In vulkan a pipeline can have a small number of descriptor sets (typically up to 4). They are organized based on how likely the references needs to be updated for another reference. When a reference is changed a new descriptor set needs to be created and uploaded as the previous one can still be used by another command.

Note

It is possible to swap out a descriptor set for another one. For example when a specific combination of resources are often reused. In that case you might not want to recreate a descriptor set and upload it to the GPU.

Push Constants is a small buffer (typically 128 or 256 bytes and device specific) that can be sent with an individual command. Push constants are typically used for variables in shader stages that are likely to change for each command. Push constants are faster then using a uniform buffer.

Multiple commands are added to a command buffer and submitted in one go to the device command queue. When resources are used by multiple commands inside the command buffer synchronization needs to happen. It could be that one command is writing to a buffer, and another command reads it. Vulkan has different ways to influence the synchronization.

Note

It is often said that when you understand the synchronization you will understand how and why vulkan is structured in the way it is.

Synchronization can happen between devices and queues and command buffers (semaphores and fences), between GPU and CPU (fences), between commands and between resource usages inside the same command buffer/queue (command barriers/memory barriers)

Note

We won't go into to detail how they work as we want to keep this section introductory. There are many great vulkan resources that explain in detail why and how these can be used.
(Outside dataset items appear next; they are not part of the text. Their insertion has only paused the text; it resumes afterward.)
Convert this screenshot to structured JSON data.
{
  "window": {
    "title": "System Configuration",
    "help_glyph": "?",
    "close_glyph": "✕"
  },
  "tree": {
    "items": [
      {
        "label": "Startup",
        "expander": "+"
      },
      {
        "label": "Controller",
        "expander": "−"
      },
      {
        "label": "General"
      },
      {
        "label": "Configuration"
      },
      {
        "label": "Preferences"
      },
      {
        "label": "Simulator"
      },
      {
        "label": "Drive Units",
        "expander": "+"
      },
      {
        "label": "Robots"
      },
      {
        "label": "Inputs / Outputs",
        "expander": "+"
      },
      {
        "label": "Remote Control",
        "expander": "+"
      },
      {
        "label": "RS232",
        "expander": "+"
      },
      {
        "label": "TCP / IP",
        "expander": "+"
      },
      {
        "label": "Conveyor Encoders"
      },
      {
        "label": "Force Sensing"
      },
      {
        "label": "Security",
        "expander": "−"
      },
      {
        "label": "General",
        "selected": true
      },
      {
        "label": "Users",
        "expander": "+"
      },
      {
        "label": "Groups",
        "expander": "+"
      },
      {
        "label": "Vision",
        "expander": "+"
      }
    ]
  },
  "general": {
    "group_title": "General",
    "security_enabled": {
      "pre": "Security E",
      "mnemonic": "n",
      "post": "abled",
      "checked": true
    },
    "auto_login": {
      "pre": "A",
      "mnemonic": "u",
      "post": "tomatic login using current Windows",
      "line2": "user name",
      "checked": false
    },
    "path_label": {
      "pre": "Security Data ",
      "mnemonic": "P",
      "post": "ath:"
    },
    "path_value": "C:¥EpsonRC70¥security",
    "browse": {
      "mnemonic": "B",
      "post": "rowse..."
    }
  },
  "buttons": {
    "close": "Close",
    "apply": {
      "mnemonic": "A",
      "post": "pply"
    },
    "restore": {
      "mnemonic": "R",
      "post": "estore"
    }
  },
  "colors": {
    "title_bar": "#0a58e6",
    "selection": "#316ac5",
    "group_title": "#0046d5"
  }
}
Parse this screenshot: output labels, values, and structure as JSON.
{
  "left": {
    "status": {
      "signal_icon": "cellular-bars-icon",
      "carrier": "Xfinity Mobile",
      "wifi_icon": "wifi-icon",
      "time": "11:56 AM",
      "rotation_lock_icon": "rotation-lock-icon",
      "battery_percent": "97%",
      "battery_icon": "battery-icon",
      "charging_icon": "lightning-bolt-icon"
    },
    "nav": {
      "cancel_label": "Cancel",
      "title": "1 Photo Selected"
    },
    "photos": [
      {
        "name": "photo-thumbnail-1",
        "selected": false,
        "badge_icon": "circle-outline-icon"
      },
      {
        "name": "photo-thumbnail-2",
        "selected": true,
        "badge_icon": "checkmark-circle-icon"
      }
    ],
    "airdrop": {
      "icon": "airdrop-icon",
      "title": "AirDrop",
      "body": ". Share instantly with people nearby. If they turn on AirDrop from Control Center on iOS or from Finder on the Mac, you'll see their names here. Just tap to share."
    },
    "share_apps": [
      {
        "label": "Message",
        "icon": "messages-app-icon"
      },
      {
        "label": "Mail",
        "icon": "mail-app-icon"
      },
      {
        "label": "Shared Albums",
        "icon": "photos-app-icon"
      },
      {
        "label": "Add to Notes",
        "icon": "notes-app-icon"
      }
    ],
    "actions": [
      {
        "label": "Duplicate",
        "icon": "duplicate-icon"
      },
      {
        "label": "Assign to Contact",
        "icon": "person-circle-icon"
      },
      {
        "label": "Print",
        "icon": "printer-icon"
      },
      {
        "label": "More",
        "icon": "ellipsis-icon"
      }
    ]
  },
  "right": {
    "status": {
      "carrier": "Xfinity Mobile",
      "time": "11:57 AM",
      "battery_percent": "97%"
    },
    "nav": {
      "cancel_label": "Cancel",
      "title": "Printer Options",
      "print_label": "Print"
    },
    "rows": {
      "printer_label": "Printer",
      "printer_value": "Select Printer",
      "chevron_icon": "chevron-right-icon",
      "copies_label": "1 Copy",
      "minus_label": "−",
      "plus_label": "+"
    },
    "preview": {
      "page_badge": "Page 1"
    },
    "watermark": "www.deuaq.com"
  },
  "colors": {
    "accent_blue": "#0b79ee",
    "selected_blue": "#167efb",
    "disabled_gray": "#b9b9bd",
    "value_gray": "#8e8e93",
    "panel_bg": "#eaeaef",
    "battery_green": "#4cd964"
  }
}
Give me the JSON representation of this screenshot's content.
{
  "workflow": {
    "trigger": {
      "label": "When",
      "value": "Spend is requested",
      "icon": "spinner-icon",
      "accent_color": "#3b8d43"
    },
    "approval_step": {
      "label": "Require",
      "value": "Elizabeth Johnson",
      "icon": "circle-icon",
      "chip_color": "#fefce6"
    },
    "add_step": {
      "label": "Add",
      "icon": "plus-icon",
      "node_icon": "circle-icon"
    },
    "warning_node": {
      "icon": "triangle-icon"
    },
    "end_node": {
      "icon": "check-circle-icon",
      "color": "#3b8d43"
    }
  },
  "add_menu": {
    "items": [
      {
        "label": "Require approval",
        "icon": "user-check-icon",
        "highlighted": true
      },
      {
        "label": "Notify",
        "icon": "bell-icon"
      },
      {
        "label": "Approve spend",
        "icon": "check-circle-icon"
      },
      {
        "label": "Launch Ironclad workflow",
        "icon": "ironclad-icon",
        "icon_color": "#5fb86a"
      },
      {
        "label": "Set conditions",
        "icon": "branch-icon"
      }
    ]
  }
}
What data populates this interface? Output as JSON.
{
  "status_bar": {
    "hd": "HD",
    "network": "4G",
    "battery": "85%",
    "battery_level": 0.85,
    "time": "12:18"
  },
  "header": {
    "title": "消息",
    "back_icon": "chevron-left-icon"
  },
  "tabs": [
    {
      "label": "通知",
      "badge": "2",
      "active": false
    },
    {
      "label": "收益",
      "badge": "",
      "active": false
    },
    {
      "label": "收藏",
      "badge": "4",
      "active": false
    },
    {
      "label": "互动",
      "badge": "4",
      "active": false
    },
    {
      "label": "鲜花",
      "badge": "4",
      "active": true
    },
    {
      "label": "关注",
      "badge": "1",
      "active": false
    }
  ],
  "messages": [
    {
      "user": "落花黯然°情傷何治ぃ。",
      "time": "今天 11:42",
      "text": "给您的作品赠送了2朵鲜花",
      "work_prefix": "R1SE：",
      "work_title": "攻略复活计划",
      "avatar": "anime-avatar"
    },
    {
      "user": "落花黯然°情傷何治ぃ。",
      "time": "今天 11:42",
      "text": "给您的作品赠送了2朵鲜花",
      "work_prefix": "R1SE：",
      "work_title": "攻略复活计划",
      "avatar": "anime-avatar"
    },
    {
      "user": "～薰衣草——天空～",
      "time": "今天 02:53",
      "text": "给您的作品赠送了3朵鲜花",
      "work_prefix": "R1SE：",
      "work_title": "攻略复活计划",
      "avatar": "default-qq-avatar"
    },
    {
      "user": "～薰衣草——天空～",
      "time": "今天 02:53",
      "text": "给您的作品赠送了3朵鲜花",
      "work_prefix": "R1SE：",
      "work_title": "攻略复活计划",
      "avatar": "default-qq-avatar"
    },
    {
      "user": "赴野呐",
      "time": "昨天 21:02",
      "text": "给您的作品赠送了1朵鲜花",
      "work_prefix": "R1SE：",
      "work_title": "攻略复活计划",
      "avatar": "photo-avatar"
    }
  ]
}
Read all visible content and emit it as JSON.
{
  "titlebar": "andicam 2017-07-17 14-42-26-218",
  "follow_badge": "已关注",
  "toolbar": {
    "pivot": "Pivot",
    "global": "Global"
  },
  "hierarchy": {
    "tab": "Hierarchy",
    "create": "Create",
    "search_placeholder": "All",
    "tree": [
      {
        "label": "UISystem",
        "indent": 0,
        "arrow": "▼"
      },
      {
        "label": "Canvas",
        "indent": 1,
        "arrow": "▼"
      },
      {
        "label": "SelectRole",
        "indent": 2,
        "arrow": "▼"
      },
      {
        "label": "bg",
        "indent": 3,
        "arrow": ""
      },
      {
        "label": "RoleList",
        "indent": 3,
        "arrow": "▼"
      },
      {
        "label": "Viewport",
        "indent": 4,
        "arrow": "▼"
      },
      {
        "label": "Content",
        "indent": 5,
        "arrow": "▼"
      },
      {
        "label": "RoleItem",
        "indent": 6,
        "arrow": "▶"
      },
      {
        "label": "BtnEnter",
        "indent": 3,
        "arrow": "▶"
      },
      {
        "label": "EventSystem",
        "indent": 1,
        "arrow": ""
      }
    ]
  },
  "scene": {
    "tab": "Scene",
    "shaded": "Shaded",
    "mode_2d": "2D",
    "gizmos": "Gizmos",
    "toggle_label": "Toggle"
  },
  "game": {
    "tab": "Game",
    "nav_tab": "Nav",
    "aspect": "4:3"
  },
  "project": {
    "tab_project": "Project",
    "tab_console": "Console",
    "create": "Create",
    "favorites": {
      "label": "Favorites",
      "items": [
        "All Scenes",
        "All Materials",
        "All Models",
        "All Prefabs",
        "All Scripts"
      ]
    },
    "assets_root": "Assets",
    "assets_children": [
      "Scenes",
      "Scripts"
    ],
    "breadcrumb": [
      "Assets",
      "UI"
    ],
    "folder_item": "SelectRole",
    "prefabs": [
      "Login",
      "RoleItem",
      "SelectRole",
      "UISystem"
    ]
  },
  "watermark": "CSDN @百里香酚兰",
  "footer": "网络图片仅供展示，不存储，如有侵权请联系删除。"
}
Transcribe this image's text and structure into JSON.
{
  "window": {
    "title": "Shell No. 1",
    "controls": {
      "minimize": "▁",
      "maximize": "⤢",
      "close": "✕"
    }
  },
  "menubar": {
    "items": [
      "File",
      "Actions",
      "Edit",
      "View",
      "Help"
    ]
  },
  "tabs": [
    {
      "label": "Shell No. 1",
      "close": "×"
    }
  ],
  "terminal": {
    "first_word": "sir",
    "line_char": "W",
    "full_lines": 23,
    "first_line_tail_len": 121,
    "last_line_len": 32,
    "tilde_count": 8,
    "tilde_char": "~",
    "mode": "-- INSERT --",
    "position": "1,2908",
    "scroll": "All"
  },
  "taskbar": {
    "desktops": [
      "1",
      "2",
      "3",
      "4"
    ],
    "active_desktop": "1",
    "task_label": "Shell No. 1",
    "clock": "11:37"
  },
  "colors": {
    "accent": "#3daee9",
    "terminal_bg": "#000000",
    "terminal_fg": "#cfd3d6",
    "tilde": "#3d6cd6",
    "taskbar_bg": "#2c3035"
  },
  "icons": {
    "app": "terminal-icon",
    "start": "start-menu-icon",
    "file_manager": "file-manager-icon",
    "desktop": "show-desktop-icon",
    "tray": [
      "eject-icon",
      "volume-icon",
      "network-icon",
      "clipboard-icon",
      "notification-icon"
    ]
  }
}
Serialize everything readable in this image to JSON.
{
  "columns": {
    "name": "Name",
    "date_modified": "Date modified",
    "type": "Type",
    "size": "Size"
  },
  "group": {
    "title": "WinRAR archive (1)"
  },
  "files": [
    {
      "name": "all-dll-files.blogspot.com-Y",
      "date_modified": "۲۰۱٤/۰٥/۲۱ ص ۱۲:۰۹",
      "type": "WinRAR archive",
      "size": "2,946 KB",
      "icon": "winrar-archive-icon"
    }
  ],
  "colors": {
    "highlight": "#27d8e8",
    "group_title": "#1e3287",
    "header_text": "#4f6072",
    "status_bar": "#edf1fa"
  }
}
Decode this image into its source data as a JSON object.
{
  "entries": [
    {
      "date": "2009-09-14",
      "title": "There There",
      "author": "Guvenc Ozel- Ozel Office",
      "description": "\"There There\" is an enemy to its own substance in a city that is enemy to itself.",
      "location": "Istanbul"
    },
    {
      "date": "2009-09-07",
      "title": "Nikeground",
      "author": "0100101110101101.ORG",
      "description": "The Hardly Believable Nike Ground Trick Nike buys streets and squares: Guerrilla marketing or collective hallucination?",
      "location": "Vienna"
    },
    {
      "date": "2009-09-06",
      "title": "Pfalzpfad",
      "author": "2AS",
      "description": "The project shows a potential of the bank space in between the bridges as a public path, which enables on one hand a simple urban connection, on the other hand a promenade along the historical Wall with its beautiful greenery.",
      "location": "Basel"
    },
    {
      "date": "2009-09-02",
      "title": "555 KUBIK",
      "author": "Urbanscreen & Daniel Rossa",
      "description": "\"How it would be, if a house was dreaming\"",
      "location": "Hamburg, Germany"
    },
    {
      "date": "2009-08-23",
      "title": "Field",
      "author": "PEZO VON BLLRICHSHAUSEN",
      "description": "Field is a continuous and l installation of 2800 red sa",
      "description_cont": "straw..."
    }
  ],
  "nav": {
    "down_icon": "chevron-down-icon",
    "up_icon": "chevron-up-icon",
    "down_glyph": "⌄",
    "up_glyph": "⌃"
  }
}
In blender most synchronization will be hidden for most developers/users, only when developing inside the GPU backend these concepts should be understood in more depth.

Random topics

  • VKFrameBuffer Blender uses top left as the origin of frame buffers, Vulkan uses bottom left.
  • VKVertexBuffer Vulkan only support data conversion when there are benefits when using them. Eg saving memory bandwidth vs processing.

Naming convention

The vulkan backend has some additional naming conventions in order to clarify if a Vulkan native structure/attribute is passed along or it is from the GPU module. Reasoning is that Vulkan uses the Prefix Vk for their structures and Blender uses VK for their structures. To make the code more readable we added the next naming convention:

  • Any parameter, attribute, variable that contains a Vulkan native data type must be prefixed with vk_. It is not allowed to name parameters, attributes and variables that contains a GPU module struct to start with vk_.
Naming example
// Allowed:
    VKBuffer buffer
    VkBuffer vk_buffer
//Not Allowed:
    VKBuffer vk_buffer
    VkBuffer buffer

Development tools

Build options

Several build options are available for development.

  • WITH_VULKAN_BACKEND: Turn this option on to compile blender with Vulkan backend.
  • WITH_VULKAN_GUARDEDALLOC: Guard driver allocated memory with guardedalloc.

Validation layers

  • Validation Layers

References

  • The vulkan backend is located in source/blender/gpu/vulkan.
  • Platform specific parts are located in intern/ghost. Mainly in GHOST_ContextVK.cc.